Rossmann questions


#1

Hi everyone,

I am trying to understand the approach of the Rossmann notebook. Here are my questions:

  1. If this is a time-series problem, where do we limit the model’s ability to see into the future? It seems to me that the network (and random forest at the end) can see all data at once ( = fully connected)?
  2. Under ‘Durations’, there are the following lines that assign two different things to df. It would seem to me that they break the code by only assigning test set to df. Have I misunderstood something?
    df = train[columns]
    df = test[columns]
  3. Jeremy follows the authors in removing instances where the store was closed. Why does he not do the same thing with the test set? Why does the code break down if we don’t remove the closed shops?
  4. Why is ‘Id’ added to the test set, but not the training set?

Many thanks for your help!


(Sudarshan) #2

I’ll answer some of your questions:

Question 1: Once you train and validate your model and have setup all the hyperparameters, it is advisable to train the model on the entire training set provided to you. The test (at Kaggle) will contain dates in the future and your model will be tested on that.
Question 2: The code is not meant to be run linearly. When you train, you comment out the test[columns] code and vice versa when you test.
Question 4: AFAICT ‘Id’ is not “added” here. Only Id and Sales are selected to be written out to the csv for submission to kaggle.


#3

Hi Sudarshan,

Thanks for your feedback. I understand your points on Q2 and Q4, but I still struggle to understand how this is posed as a time-series problem. The model should be able to predict y for period tn with X up to period tn-1. Say the train/test set breaks at today’s date (May 6, 2018). How can we make predictions into the future with this model? We have no data (X_test) for the future?

Many thanks!


(Sudarshan) #4

How can we make predictions into the future with this model? We have no data (X_test) for the future?

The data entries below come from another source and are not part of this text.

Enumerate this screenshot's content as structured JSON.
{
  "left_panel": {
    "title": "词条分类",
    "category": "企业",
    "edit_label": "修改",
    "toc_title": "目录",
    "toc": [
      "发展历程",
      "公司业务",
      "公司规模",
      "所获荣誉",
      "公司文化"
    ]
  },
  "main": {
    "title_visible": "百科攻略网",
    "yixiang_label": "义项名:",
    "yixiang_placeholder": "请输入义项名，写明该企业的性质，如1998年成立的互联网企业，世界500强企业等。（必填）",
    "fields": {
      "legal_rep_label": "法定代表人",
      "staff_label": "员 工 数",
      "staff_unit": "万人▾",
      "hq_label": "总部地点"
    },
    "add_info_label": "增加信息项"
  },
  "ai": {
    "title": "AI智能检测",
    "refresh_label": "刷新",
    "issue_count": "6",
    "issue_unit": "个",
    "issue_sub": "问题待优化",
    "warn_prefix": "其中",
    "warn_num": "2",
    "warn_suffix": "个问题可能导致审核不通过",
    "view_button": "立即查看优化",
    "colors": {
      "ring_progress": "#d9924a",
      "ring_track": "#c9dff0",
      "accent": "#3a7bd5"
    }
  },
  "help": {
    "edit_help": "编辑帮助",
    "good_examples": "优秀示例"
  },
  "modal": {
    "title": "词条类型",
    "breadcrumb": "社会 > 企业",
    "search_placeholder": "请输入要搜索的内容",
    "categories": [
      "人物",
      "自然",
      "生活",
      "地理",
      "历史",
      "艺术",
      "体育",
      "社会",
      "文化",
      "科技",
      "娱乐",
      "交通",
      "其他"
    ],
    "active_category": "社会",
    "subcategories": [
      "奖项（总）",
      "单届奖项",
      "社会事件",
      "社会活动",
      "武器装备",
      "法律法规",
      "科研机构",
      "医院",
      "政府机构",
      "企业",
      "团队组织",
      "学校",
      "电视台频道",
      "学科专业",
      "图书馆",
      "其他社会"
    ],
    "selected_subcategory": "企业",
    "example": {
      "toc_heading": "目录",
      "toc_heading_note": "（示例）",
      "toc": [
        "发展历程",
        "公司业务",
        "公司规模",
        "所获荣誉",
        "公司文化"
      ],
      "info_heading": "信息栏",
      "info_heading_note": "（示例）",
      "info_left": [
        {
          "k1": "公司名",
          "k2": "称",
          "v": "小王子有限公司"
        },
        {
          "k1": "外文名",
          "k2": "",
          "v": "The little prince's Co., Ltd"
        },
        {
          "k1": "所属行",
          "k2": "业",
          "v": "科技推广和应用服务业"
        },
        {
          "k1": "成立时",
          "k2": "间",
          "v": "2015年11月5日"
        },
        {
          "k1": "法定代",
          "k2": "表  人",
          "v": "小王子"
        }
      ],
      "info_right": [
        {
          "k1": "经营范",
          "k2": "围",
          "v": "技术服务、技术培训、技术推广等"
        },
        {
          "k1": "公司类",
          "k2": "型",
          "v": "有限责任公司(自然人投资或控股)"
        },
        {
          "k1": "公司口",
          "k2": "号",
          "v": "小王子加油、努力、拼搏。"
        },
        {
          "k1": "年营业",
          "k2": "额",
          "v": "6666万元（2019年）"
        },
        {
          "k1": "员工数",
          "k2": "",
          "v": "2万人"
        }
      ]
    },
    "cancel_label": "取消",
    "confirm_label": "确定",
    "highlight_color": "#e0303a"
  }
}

The underlying assumption is that the distribution of the data will not drastically change in the near future. If what happens tomorrow is drastically different than what has happened till today for the past year, then even the best model would not be able to predict that. Remember, the point of machine learning is to learn the distribution of the data (aka function aka probability).

I would think as time goes by, you would have the retrain your model the latest n observations to update your model parameters so it captures any variations that would’ve occurred in the distributions during those last n observations.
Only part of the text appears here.